For many of the qualitative classes, we have cases to analyze and comment on the effectiveness of strategies or provide recommendations on what direction the companies should proceed. Many times they are about or portray real life organizations and situations. We've dealt with Starbucks, eBay, and Barilla pasta.
The effectiveness in an analytical class is much more difficult. Deciphering the right numbers with which to build an operating budget or return on equity isn't the easiest thing.
Last week, we had two cases; one dealing with coffee and requiring a three page Excel delivery and one about a small airplane company and discussions around the control systems it put into place.
The airline one was easier since it was discussion-based. I have a tendency to bullshit my way through discussions as you might have already guessed. The case dealt with two guys who decided to buy and operate a failing aviation company a few years after they completed grad school. The case covered the systems in place and which of the several independent units (maintenance, flight school, charters, sales, etc.) they decided to reorganize, improve or shut down. Each employee was overviewed on what value they did or could add. And the financials were all redone allowing each unit to be its own cost center.
The professor questions...which units made sense to keep? Why was this person more valuable then this one? How would you have handled this instance in their shoes? Did the owners make the right decisions; why or why not? Put yourself in the place of the mechanic/accountant/customer and ask yourself the same questions.
It was a thorough discussion and one of the most liveliest to date. At the end, the professor indicated that this case portrayed a real life aviation company.
And one of the protagonists was sitting in the back of the room!
I'm not a man who is easily star-struck, but let me tell you, that was about the coolest thing ever. To be able to ask the person about what you just read was probably my favorite part of this entire program.
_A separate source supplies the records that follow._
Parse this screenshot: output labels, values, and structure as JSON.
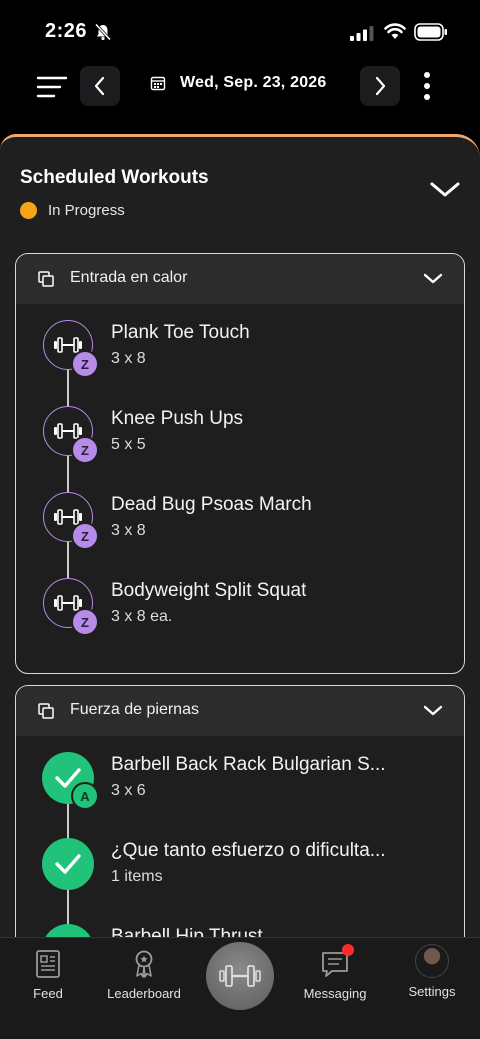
{
  "status_bar": {
    "time": "2:26"
  },
  "nav": {
    "date": "Wed, Sep. 23, 2026"
  },
  "panel": {
    "title": "Scheduled Workouts",
    "status": "In Progress",
    "status_color": "#f6a51b"
  },
  "groups": [
    {
      "title": "Entrada en calor",
      "exercises": [
        {
          "name": "Plank Toe Touch",
          "sets": "3 x 8",
          "badge": "Z",
          "done": false
        },
        {
          "name": "Knee Push Ups",
          "sets": "5 x 5",
          "badge": "Z",
          "done": false
        },
        {
          "name": "Dead Bug Psoas March",
          "sets": "3 x 8",
          "badge": "Z",
          "done": false
        },
        {
          "name": "Bodyweight Split Squat",
          "sets": "3 x 8 ea.",
          "badge": "Z",
          "done": false
        }
      ]
    },
    {
      "title": "Fuerza de piernas",
      "exercises": [
        {
          "name": "Barbell Back Rack Bulgarian S...",
          "sets": "3 x 6",
          "badge": "A",
          "done": true
        },
        {
          "name": "¿Que tanto esfuerzo o dificulta...",
          "sets": "1 items",
          "badge": "",
          "done": true
        },
        {
          "name": "Barbell Hip Thrust",
          "sets": "",
          "badge": "",
          "done": true
        }
      ]
    }
  ],
  "tabs": {
    "feed": "Feed",
    "leaderboard": "Leaderboard",
    "messaging": "Messaging",
    "settings": "Settings"
  },
  "colors": {
    "accent_done": "#21c27a",
    "accent_pending": "#b78be9",
    "panel_border": "#f2a66a"
  }
}
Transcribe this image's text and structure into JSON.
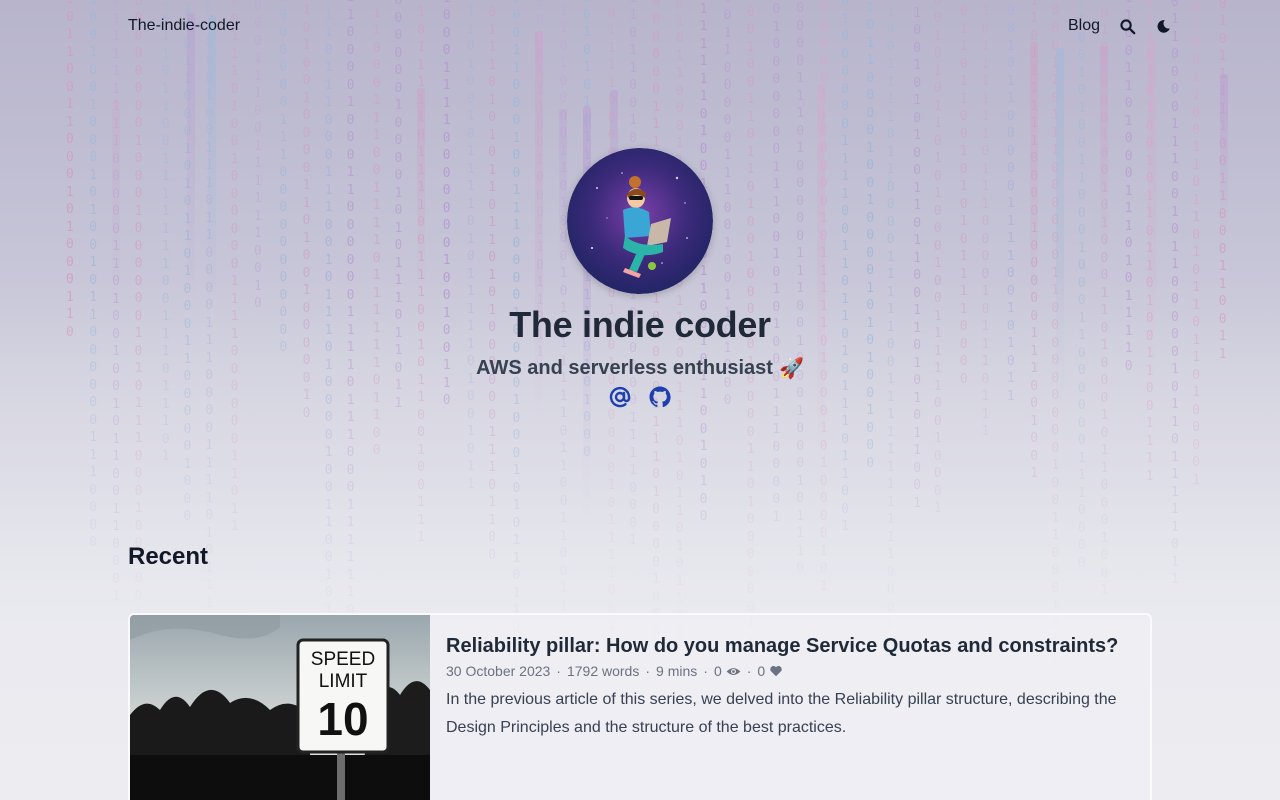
{
  "header": {
    "brand": "The-indie-coder",
    "nav_blog": "Blog",
    "search_icon": "search-icon",
    "theme_icon": "moon-icon"
  },
  "hero": {
    "title": "The indie coder",
    "tagline": "AWS and serverless enthusiast",
    "tagline_emoji": "🚀",
    "socials": [
      {
        "icon": "at-sign-icon",
        "color": "#1e40af"
      },
      {
        "icon": "github-icon",
        "color": "#1e40af"
      }
    ]
  },
  "recent": {
    "heading": "Recent",
    "articles": [
      {
        "title": "Reliability pillar: How do you manage Service Quotas and constraints?",
        "date": "30 October 2023",
        "words": "1792 words",
        "read_time": "9 mins",
        "views": "0",
        "likes": "0",
        "excerpt": "In the previous article of this series, we delved into the Reliability pillar structure, describing the Design Principles and the structure of the best practices.",
        "thumbnail_sign": [
          "SPEED",
          "LIMIT",
          "10"
        ]
      }
    ]
  },
  "colors": {
    "accent": "#1e40af",
    "text": "#1f2937",
    "muted": "#6b7280"
  }
}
It was so impressive to hear from this guy (who was in his 60's) about the decisions he made and chances he took at age 26. I'm not sure I would have had the guts to do what he did, but it was an honor to meet a man who attempted and succeeded.
I left that day having an expanded appreciation for what I am doing. Many times along the journey, I've had a lot of self doubt, but it's experiences like this that let me know I really have made the right choice.